Leases are normally calculated across a primary period which takes into account a residual value for the vehicle. It is important that the residual value meets the projected usage of the vehicle rather than simply a prescribed financial formula.

“It is all about knowing what you plan to do with the vehicle or asset, how it will be used, what replacement/upgrade policy is in place,” states Geoff Kontzle. “It is to the local authority’s advantage to keep track of the vehicle, maintain it and have a proper leasing policy, linked to pricing.

“Remember, that an initial low primary lease is not always best value if a vehicle is going to be kept beyond its primary period.”


  • Understand what the asset you are funding is going to be used for
  • Understand the life cycle of the asset
  • Match the lease not just to a financial budget of, for example five years, but also to its realistic use
  • Check the balance between financial benefits of an operating lease against the whole life benefits of a finance lease or full payout lease
  • Ask your lease advisor to run an IRR analysis – this tests the Internal Rate of Return of the transaction
  • If it becomes likely the equipment will be kept beyond the primary period of the lease, seek an early discussion with your advisor/broker to obtain their views on future rental
  • Don’t leave it until the end of the lease to discuss an extension
  • Remember, extension rentals should be, and are, negotiable, if discussed early enough
  • Keep your assets in good condition, in line with projected usage
  • Case study

    Capita Leasing cites an example where refuse collection vehicles (RCVs) are front line choices for operating leases.

    Richmond upon Thames Council is gradually changing all its RCVs over to operating lease – and currently has around 15 vehicles obtained via this route.

    The council has been working with Capita Leasing Services since 1995 when its transport section decided it needed to replace a proportion of its refuse collection vehicles.

    “Generally, we try to ensure that the lease period covers much of the expected useful life of the vehicle.
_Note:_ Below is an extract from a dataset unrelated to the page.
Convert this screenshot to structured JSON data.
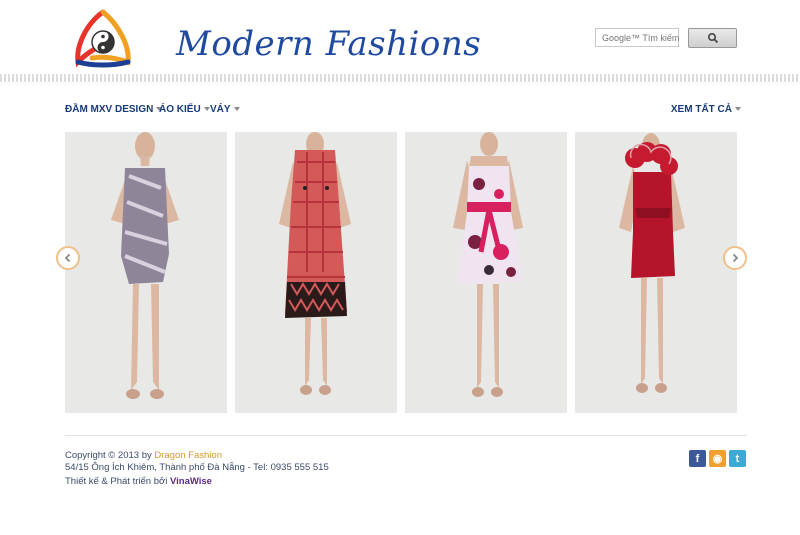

We then spread the expenditure to match,” says Malcolm Smith from Richmond’s Capital Finance Section.

    Gary Harvey, Capita Leasing’s Account Manager for Richmond upon Thames, says that operating leasing can reduce a council’s exposure to risk and mean it will not have assets on its books, which it no longer requires.

    “Local authority transport and finance divisions are now far less wary of leasing,” he says. “The market is evolving and leases themselves are becoming more sophisticated and flexible.”